Combat medicine breakthroughs are reshaping civilian trauma care

On Oct. 17, 2005, during the Iraq War, a U.S. Bradley Fighting Vehicle was struck by an improvised explosive device. With their vehicle disabled and engulfed in flames, the soldiers within found themselves struggling to escape.

One of them, Sgt. 1st Class Alwyn Cashe, managed to remove himself and, drenched in fuel, moved immediately to extract those still inside. With little thought for his own safety, he was able to bravely extract six soldiers and an interpreter from the wreckage. Sustaining burns on nearly 72% of his body, he would die not a month later at Brooke Army Medical Center in San Antonio, Texas. For his valor, he would posthumously receive the Congressional Medal of Honor. 

In an Oct. 8 CASW New Horizons in Science session held in Aurora, Colo., as part of the ScienceWriters2023 conference, Vik Bebarta recounted providing care for Sgt. Cashe after the incident. “I realized when I took care of him, we could have done a lot better,” said Bebarta, a physician and director of the University of Colorado Anschutz Medical Campus’s Center for COMBAT Research.

Combat medicine is often focused on acute mental and physical care in response to trauma. But as Bebarta highlighted, the same medical dilemmas arise in civilian American emergency departments and ICUs, offering the potential for a mutually beneficial relationship in which each can inform the other to improve care in their respective settings. The Center for COMBAT Research bridges the gaps between clinical research, combat casualty care, and civilian emergency medicine.

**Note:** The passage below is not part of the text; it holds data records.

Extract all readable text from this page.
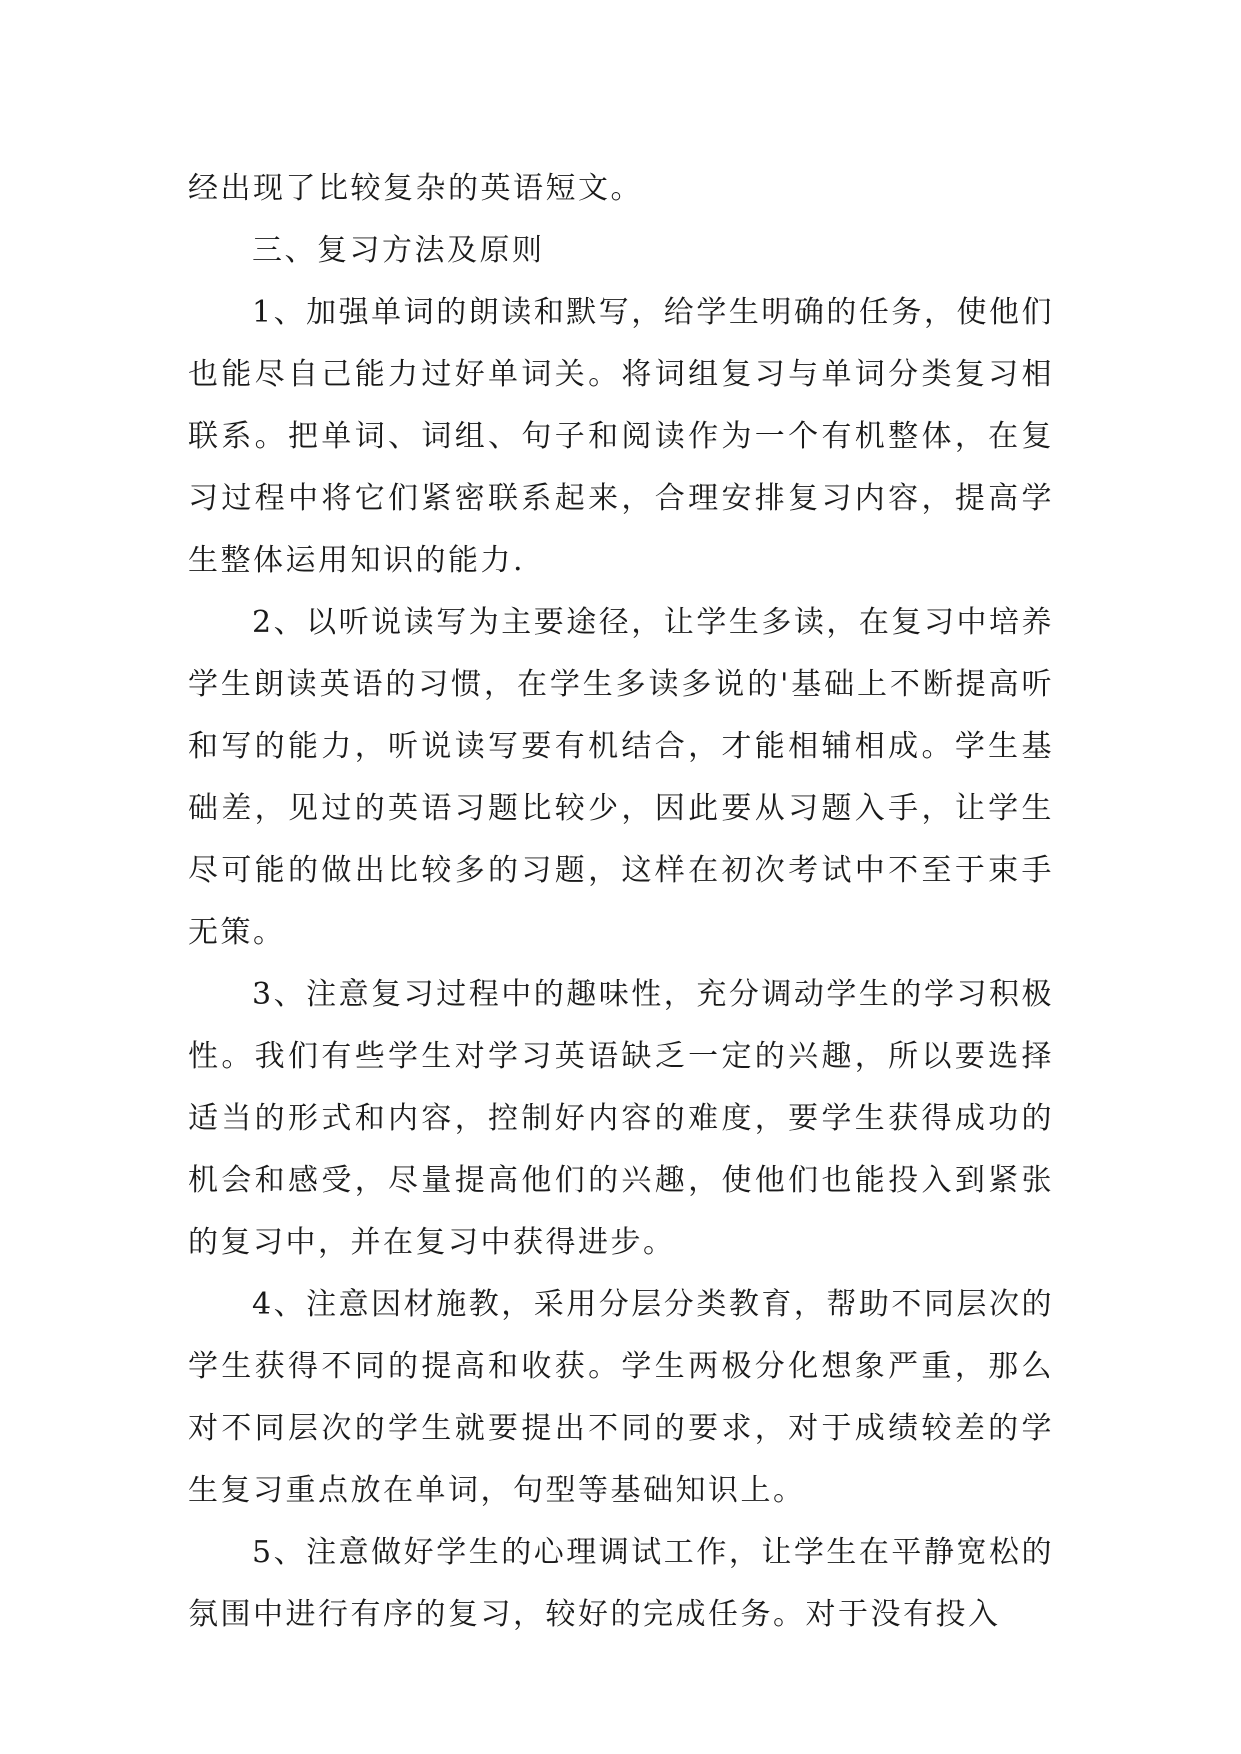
经出现了比较复杂的英语短文。

三、复习方法及原则

1、加强单词的朗读和默写，给学生明确的任务，使他们也能尽自己能力过好单词关。将词组复习与单词分类复习相联系。把单词、词组、句子和阅读作为一个有机整体，在复习过程中将它们紧密联系起来，合理安排复习内容，提高学生整体运用知识的能力.

2、以听说读写为主要途径，让学生多读，在复习中培养学生朗读英语的习惯，在学生多读多说的'基础上不断提高听和写的能力，听说读写要有机结合，才能相辅相成。学生基础差，见过的英语习题比较少，因此要从习题入手，让学生尽可能的做出比较多的习题，这样在初次考试中不至于束手无策。

3、注意复习过程中的趣味性，充分调动学生的学习积极性。我们有些学生对学习英语缺乏一定的兴趣，所以要选择适当的形式和内容，控制好内容的难度，要学生获得成功的机会和感受，尽量提高他们的兴趣，使他们也能投入到紧张的复习中，并在复习中获得进步。

4、注意因材施教，采用分层分类教育，帮助不同层次的学生获得不同的提高和收获。学生两极分化想象严重，那么对不同层次的学生就要提出不同的要求，对于成绩较差的学生复习重点放在单词，句型等基础知识上。

5、注意做好学生的心理调试工作，让学生在平静宽松的氛围中进行有序的复习，较好的完成任务。对于没有投入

The Center provides a rich pool of resources and settings that research teams can pull from to advance the field, improving care not only for soldiers, but for civilians experiencing trauma and needing acute care. Already, a number of the center’s work has been implemented across the country, with much more to follow.

As an example, Bebarta highlighted the SAVE O2 clinical trial, which seeks ways to reduce the amount of oxygen used during trauma therapy in hospital settings. Although the trial was originally designed to optimize care in combat settings, where limited space limits the amount of oxygen that can be carried, the research also had important implications for civilian clinical settings, where space is a lesser concern.

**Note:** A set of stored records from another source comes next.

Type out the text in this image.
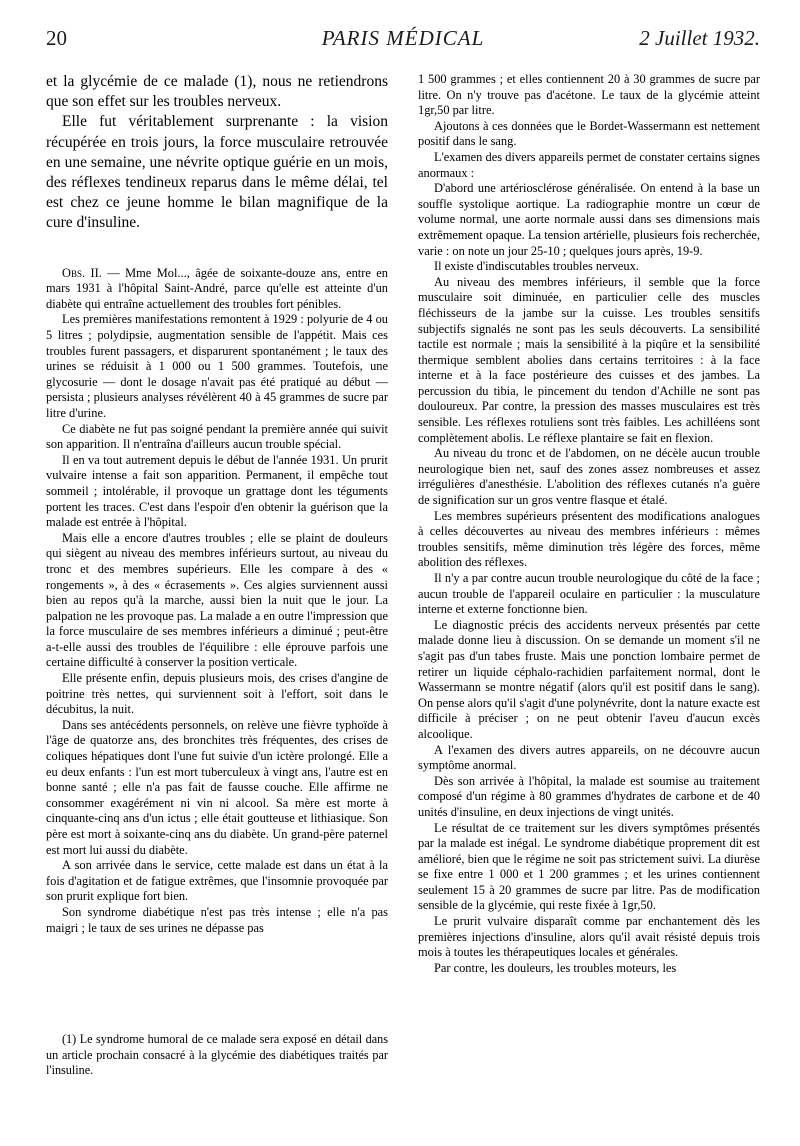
20	PARIS MÉDICAL	2 Juillet 1932.

et la glycémie de ce malade (1), nous ne retiendrons que son effet sur les troubles nerveux.

Elle fut véritablement surprenante : la vision récupérée en trois jours, la force musculaire retrouvée en une semaine, une névrite optique guérie en un mois, des réflexes tendineux reparus dans le même délai, tel est chez ce jeune homme le bilan magnifique de la cure d'insuline.

Obs. II. — Mme Mol..., âgée de soixante-douze ans, entre en mars 1931 à l'hôpital Saint-André, parce qu'elle est atteinte d'un diabète qui entraîne actuellement des troubles fort pénibles.

Les premières manifestations remontent à 1929 : polyurie de 4 ou 5 litres ; polydipsie, augmentation sensible de l'appétit. Mais ces troubles furent passagers, et disparurent spontanément ; le taux des urines se réduisit à 1 000 ou 1 500 grammes. Toutefois, une glycosurie — dont le dosage n'avait pas été pratiqué au début — persista ; plusieurs analyses révélèrent 40 à 45 grammes de sucre par litre d'urine.

Ce diabète ne fut pas soigné pendant la première année qui suivit son apparition. Il n'entraîna d'ailleurs aucun trouble spécial.

Il en va tout autrement depuis le début de l'année 1931. Un prurit vulvaire intense a fait son apparition. Permanent, il empêche tout sommeil ; intolérable, il provoque un grattage dont les téguments portent les traces. C'est dans l'espoir d'en obtenir la guérison que la malade est entrée à l'hôpital.

Mais elle a encore d'autres troubles ; elle se plaint de douleurs qui siègent au niveau des membres inférieurs surtout, au niveau du tronc et des membres supérieurs. Elle les compare à des « rongements », à des « écrasements ». Ces algies surviennent aussi bien au repos qu'à la marche, aussi bien la nuit que le jour. La palpation ne les provoque pas. La malade a en outre l'impression que la force musculaire de ses membres inférieurs a diminué ; peut-être a-t-elle aussi des troubles de l'équilibre : elle éprouve parfois une certaine difficulté à conserver la position verticale.

Elle présente enfin, depuis plusieurs mois, des crises d'angine de poitrine très nettes, qui surviennent soit à l'effort, soit dans le décubitus, la nuit.

Dans ses antécédents personnels, on relève une fièvre typhoïde à l'âge de quatorze ans, des bronchites très fréquentes, des crises de coliques hépatiques dont l'une fut suivie d'un ictère prolongé. Elle a eu deux enfants : l'un est mort tuberculeux à vingt ans, l'autre est en bonne santé ; elle n'a pas fait de fausse couche. Elle affirme ne consommer exagérément ni vin ni alcool. Sa mère est morte à cinquante-cinq ans d'un ictus ; elle était goutteuse et lithiasique. Son père est mort à soixante-cinq ans du diabète. Un grand-père paternel est mort lui aussi du diabète.

A son arrivée dans le service, cette malade est dans un état à la fois d'agitation et de fatigue extrêmes, que l'insomnie provoquée par son prurit explique fort bien.

Son syndrome diabétique n'est pas très intense ; elle n'a pas maigri ; le taux de ses urines ne dépasse pas

(1) Le syndrome humoral de ce malade sera exposé en détail dans un article prochain consacré à la glycémie des diabétiques traités par l'insuline.

1 500 grammes ; et elles contiennent 20 à 30 grammes de sucre par litre. On n'y trouve pas d'acétone. Le taux de la glycémie atteint 1gr,50 par litre.

Ajoutons à ces données que le Bordet-Wassermann est nettement positif dans le sang.

L'examen des divers appareils permet de constater certains signes anormaux :

D'abord une artériosclérose généralisée. On entend à la base un souffle systolique aortique. La radiographie montre un cœur de volume normal, une aorte normale aussi dans ses dimensions mais extrêmement opaque. La tension artérielle, plusieurs fois recherchée, varie : on note un jour 25-10 ; quelques jours après, 19-9.

Il existe d'indiscutables troubles nerveux.

Au niveau des membres inférieurs, il semble que la force musculaire soit diminuée, en particulier celle des muscles fléchisseurs de la jambe sur la cuisse. Les troubles sensitifs subjectifs signalés ne sont pas les seuls découverts. La sensibilité tactile est normale ; mais la sensibilité à la piqûre et la sensibilité thermique semblent abolies dans certains territoires : à la face interne et à la face postérieure des cuisses et des jambes. La percussion du tibia, le pincement du tendon d'Achille ne sont pas douloureux. Par contre, la pression des masses musculaires est très sensible. Les réflexes rotuliens sont très faibles. Les achilléens sont complètement abolis. Le réflexe plantaire se fait en flexion.

Au niveau du tronc et de l'abdomen, on ne décèle aucun trouble neurologique bien net, sauf des zones assez nombreuses et assez irrégulières d'anesthésie. L'abolition des réflexes cutanés n'a guère de signification sur un gros ventre flasque et étalé.

Les membres supérieurs présentent des modifications analogues à celles découvertes au niveau des membres inférieurs : mêmes troubles sensitifs, même diminution très légère des forces, même abolition des réflexes.

Il n'y a par contre aucun trouble neurologique du côté de la face ; aucun trouble de l'appareil oculaire en particulier : la musculature interne et externe fonctionne bien.

Le diagnostic précis des accidents nerveux présentés par cette malade donne lieu à discussion. On se demande un moment s'il ne s'agit pas d'un tabes fruste. Mais une ponction lombaire permet de retirer un liquide céphalo-rachidien parfaitement normal, dont le Wassermann se montre négatif (alors qu'il est positif dans le sang). On pense alors qu'il s'agit d'une polynévrite, dont la nature exacte est difficile à préciser ; on ne peut obtenir l'aveu d'aucun excès alcoolique.

A l'examen des divers autres appareils, on ne découvre aucun symptôme anormal.

Dès son arrivée à l'hôpital, la malade est soumise au traitement composé d'un régime à 80 grammes d'hydrates de carbone et de 40 unités d'insuline, en deux injections de vingt unités.

Le résultat de ce traitement sur les divers symptômes présentés par la malade est inégal. Le syndrome diabétique proprement dit est amélioré, bien que le régime ne soit pas strictement suivi. La diurèse se fixe entre 1 000 et 1 200 grammes ; et les urines contiennent seulement 15 à 20 grammes de sucre par litre. Pas de modification sensible de la glycémie, qui reste fixée à 1gr,50.

Le prurit vulvaire disparaît comme par enchantement dès les premières injections d'insuline, alors qu'il avait résisté depuis trois mois à toutes les thérapeutiques locales et générales.

Par contre, les douleurs, les troubles moteurs, les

The trial found that for the vast majority of trauma patients, around 95%, room air is sufficient for treatment. This stands in stark contrast to current ICU practices, where it is common to provide oxygen to every patient admitted. Implementation of the trial’s findings could improve the efficiency of civilian hospitals by lowering the cost and logistical challenges created by current oxygen use practices.

The ability to provide high-quality research and quick clinical implementation remain central to the center’s goals of integrating new findings into current practices, Bebarta said, with translation of findings from bench to battlefield and bedside driven by a strong team and established connections with both academic institutions and government organizations such as the U.S. Department of Defense. As Bebarta put it, “We’re impatient. There’s a pressing need, people are dying and getting sick, and it’s not fair to wait 17 years.” 

It was clear from his presentation that Bebarta’s passion for his work grew from his own experiences in combat settings. He is a decorated colonel in the U.S. Air Force Reserve, working in the Office of the Chief Scientist, and has had four combat deployments in Afghanistan and Iraq.

“Acute trauma care is important,” said Bebarta. “I realized we can do better. I want to make that my passion, and I found a team of people that wanted to do the same thing. This campus has been remarkably supportive of this work.”